These research papers were presented at the ACM Joint European Software Engineering Conference and Symposium on the Foundations of Software Engineering (opens in new tab) (ESEC/FSE 2023), a premier conference in the field of software engineering.
The practice of software development inevitably involves the challenge of handling bugs and various coding irregularities. These issues can become pronounced when developers engage in the common practice of copying and pasting code snippets from the web or other peer projects. While this approach might offer a quick solution, it can introduce a host of potential complications, including compilation issues, bugs, and even security vulnerabilities into the developer’s codebase.
To address this, researchers at Microsoft have been working to advance different aspects of the software development lifecycle, from code adaptation to automated bug detection and repair. At ESEC/FSE 2023 (opens in new tab), we introduced two techniques aimed at enhancing coding efficiency. AdaptivePaste utilizes a learning-based approach to adapt and refine pasted code snippets in an integrated development environment (IDE). InferFix is an end-to-end program repair framework designed to automate bug detection and resolution. This blog outlines these technologies.
AdaptivePaste: Intelligent copy-paste in IDE
A widespread practice among developers involves adapting pasted code snippets to specific use cases. However, current code analysis and completion techniques, such as masked language modeling and CodeT5, do not achieve an acceptable level of accuracy in identifying and adapting variable identifiers within these snippets to align them with the surrounding code. In the paper, “AdaptivePaste: Intelligent Copy-Paste in IDE,” we propose a learning-based approach to source code adaptation, aiming to capture meaningful representations of variable usage patterns. First, we introduce a specialized dataflow-aware de-obfuscation pretraining objective for pasted code snippet adaptation. Next, we introduce a transformer-based model of two variants: a traditional unidecoder and parallel-decoder model with tied weights.

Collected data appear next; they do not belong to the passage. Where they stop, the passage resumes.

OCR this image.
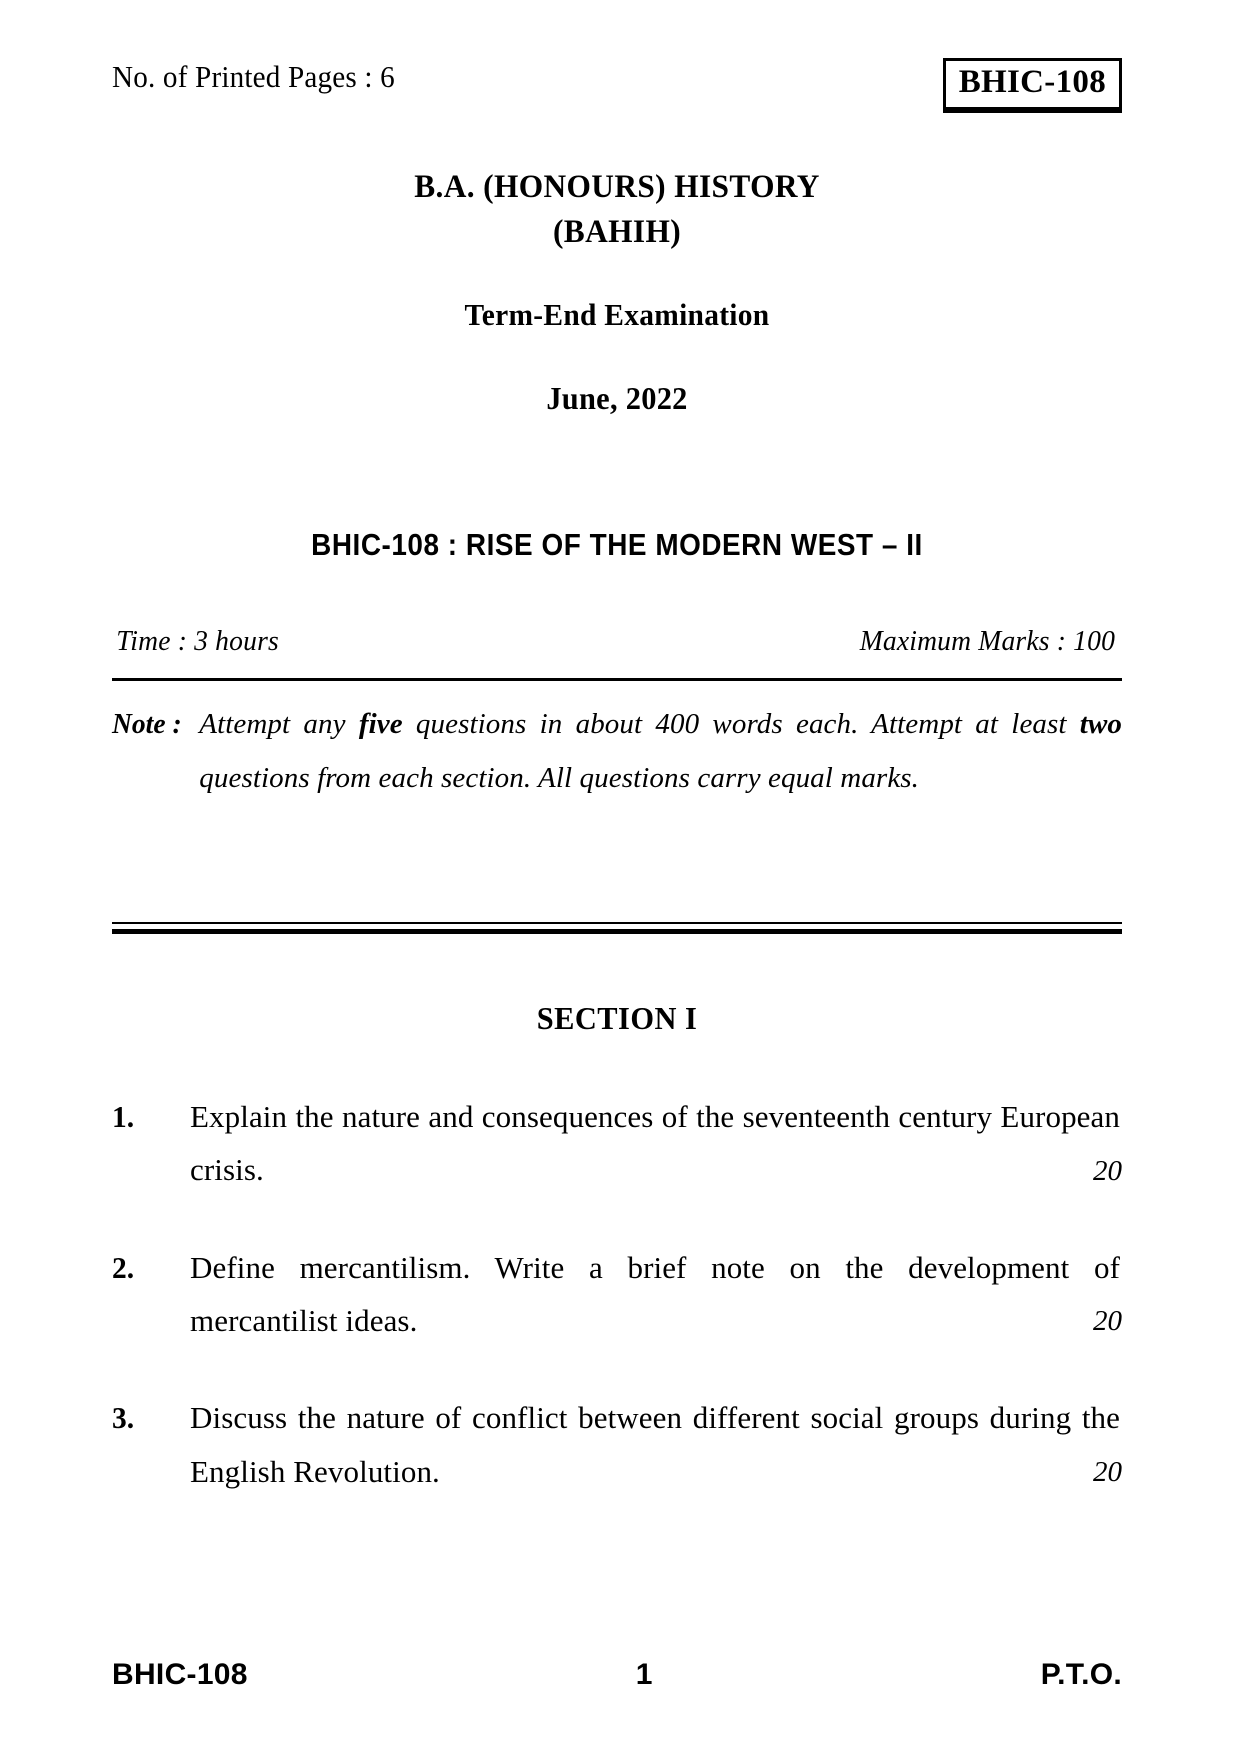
No. of Printed Pages : 6	BHIC-108
B.A. (HONOURS) HISTORY
(BAHIH)
Term-End Examination
June, 2022
BHIC-108 : RISE OF THE MODERN WEST – II
Time : 3 hours	Maximum Marks : 100
Note : Attempt any five questions in about 400 words each. Attempt at least two questions from each section. All questions carry equal marks.
SECTION I
1.	Explain the nature and consequences of the seventeenth century European crisis.	20
2.	Define mercantilism. Write a brief note on the development of mercantilist ideas.	20
3.	Discuss the nature of conflict between different social groups during the English Revolution.	20
BHIC-108	1	P.T.O.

The unidecoder follows a standard autoregressive decoder formulation, mapping each variable in the pasted snippet to a unique symbol in the context or declaring a new variable. The parallel decoder duplicates the decoder for each anonymized symbol in the anonymized pasted snippet, predicting names independently and factorizing the output distribution per symbol. This enables selective code snippet adaptation by surfacing model predictions above a specified threshold and outputting “holes” where uncertainty exists.

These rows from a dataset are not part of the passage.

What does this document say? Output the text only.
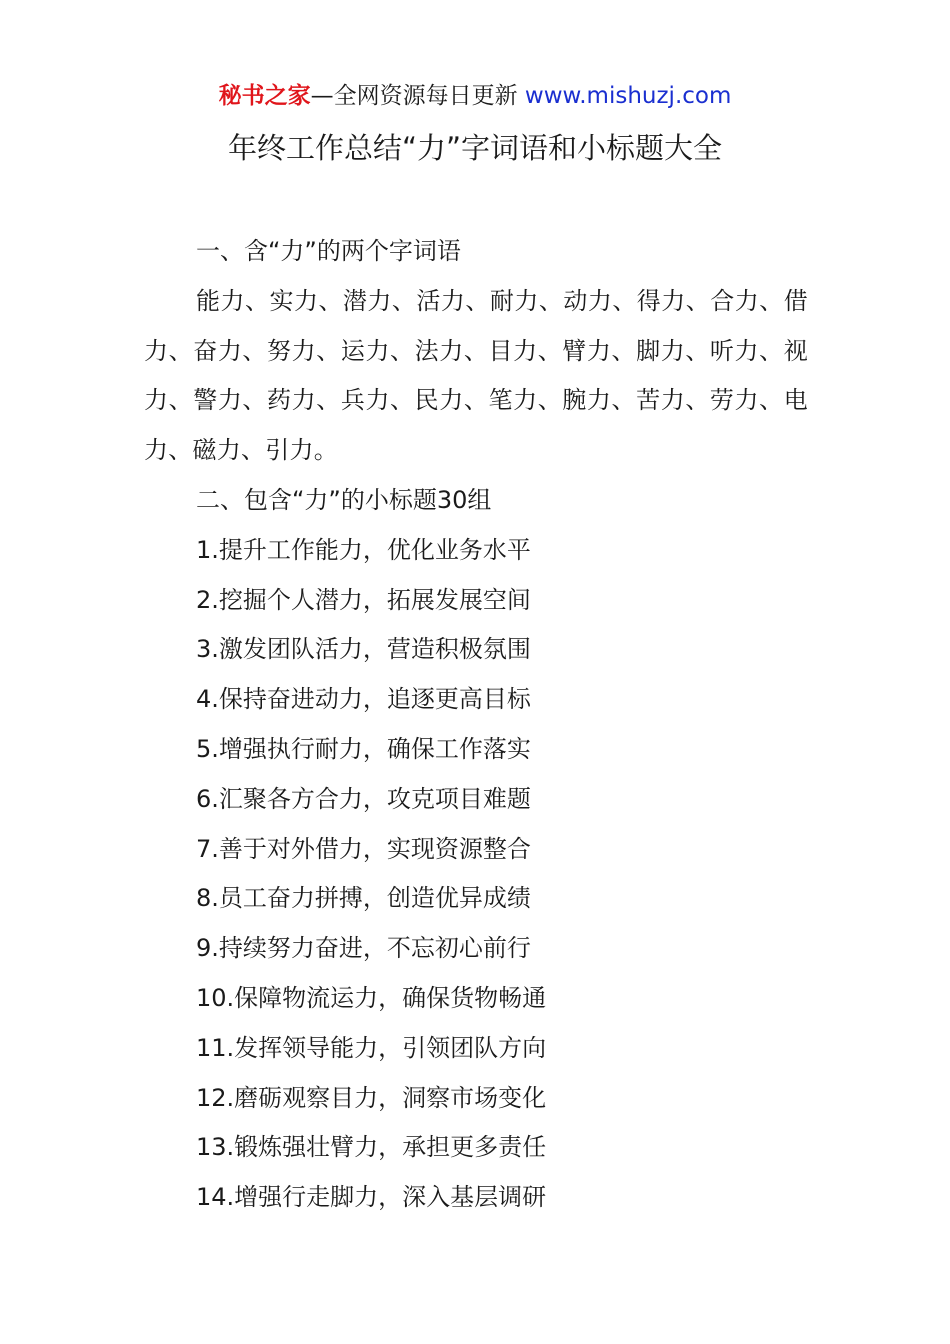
秘书之家—全网资源每日更新 www.mishuzj.com
年终工作总结“力”字词语和小标题大全
一、含“力”的两个字词语
能力、实力、潜力、活力、耐力、动力、得力、合力、借力、奋力、努力、运力、法力、目力、臂力、脚力、听力、视力、警力、药力、兵力、民力、笔力、腕力、苦力、劳力、电力、磁力、引力。
二、包含“力”的小标题30组
1.提升工作能力，优化业务水平
2.挖掘个人潜力，拓展发展空间
3.激发团队活力，营造积极氛围
4.保持奋进动力，追逐更高目标
5.增强执行耐力，确保工作落实
6.汇聚各方合力，攻克项目难题
7.善于对外借力，实现资源整合
8.员工奋力拼搏，创造优异成绩
9.持续努力奋进，不忘初心前行
10.保障物流运力，确保货物畅通
11.发挥领导能力，引领团队方向
12.磨砺观察目力，洞察市场变化
13.锻炼强壮臂力，承担更多责任
14.增强行走脚力，深入基层调研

To establish a dataflow-aware de-obfuscation pretraining objective for pasted code snippet adaptation, we assigned mask symbols to variable identifiers at the granularity of whole code tokens. The pre-existing code context was unanonymized, allowing the model to attend to existing identifier names defined in scope.
Our evaluation of AdaptivePaste showed promising results. It successfully adapted Python source code snippets with 67.8 percent exact match accuracy. When we analyzed the impact of confidence thresholds on model predictions, we observed that the parallel decoder transformer model improves precision to 85.9 percent in a selective code adaptation setting.

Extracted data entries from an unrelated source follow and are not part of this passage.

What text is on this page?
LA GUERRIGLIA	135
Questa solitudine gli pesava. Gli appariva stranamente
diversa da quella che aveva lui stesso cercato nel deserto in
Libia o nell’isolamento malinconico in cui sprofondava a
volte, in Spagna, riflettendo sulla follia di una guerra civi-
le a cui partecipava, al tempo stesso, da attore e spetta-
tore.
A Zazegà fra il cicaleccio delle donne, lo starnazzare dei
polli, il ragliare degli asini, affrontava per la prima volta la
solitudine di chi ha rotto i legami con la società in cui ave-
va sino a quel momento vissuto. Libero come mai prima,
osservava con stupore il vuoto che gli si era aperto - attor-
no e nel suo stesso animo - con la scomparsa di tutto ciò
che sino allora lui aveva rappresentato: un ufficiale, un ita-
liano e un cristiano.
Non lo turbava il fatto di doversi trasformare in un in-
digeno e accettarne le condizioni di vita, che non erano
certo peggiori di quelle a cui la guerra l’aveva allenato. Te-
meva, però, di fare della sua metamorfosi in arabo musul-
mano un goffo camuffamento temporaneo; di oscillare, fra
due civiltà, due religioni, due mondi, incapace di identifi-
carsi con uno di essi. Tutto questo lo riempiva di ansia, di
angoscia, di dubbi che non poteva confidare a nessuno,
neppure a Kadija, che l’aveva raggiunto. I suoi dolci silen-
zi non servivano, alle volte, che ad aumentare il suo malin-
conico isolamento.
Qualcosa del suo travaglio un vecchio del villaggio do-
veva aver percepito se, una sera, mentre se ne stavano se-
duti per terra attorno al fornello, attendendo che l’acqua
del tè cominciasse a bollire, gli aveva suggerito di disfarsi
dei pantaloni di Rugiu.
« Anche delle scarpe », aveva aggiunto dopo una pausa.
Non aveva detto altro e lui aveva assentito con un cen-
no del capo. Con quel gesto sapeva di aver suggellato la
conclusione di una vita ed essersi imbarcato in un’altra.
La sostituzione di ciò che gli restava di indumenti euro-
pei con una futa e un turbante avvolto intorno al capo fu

InferFix: End-to-end program repair with LLMs
Addressing software defects accounts for a significant portion of development costs. To tackle this, the paper, “InferFix: End-to-End Program Repair with LLMs over Retrieval-Augmented Prompts,” introduces a program repair framework that combines the capabilities of a state-of-the-art static analyzer called Infer, a semantic retriever model called Retriever, and a transformer-based model called Generator to address crucial security and performance bugs in Java and C#.
The Infer static analyzer is used to reliably detect, classify, and locate critical bugs within complex systems through formal verification. The Retriever uses a transformer encoder model to search for semantically equivalent bugs and corresponding fixes in large datasets of known bugs. It’s trained using a contrastive learning objective to excel at finding relevant examples of the same bug type.
The Generator employs a 12 billion-parameter codex model, fine-tuned on supervised bug-fix data. To enhance its performance, the prompts provided to the Generator are augmented with bug type annotations, bug contextual information, and semantically similar fixes retrieved from an external nonparametric memory by the Retriever. The Generator generates the candidate to fix the bug.
To test InferFix, we curated a dataset called InferredBugs (opens in new tab), which is rich in metadata and comprises bugs identified through executing the Infer static analyzer on thousands of Java and C# repositories. The results are noteworthy. InferFix outperforms strong LLM baselines, achieving a top-1 accuracy of 65.6 percent in C# and an impressive 76.8 percent in Java on the InferredBugs dataset.
With AdaptivePaste and InferFix, we hope to significantly streamline the coding process, minimizing errors and enhancing efficiency. This includes reducing the introduction of bugs when code snippets are added and providing automated bug detection, classification, and patch validation. We believe that these tools hold promise for an enhanced software development workflow, leading to reduced costs and an overall boost in project efficiency.
Looking ahead, the rapid advancement of LLMs like GPT-3.5 and GPT-4 has sparked our interest in exploring ways to harness their potential in bug management through prompt engineering and other methods. Our goal is to empower developers by streamlining the bug detection and repair process, facilitating a more robust and efficient development environment.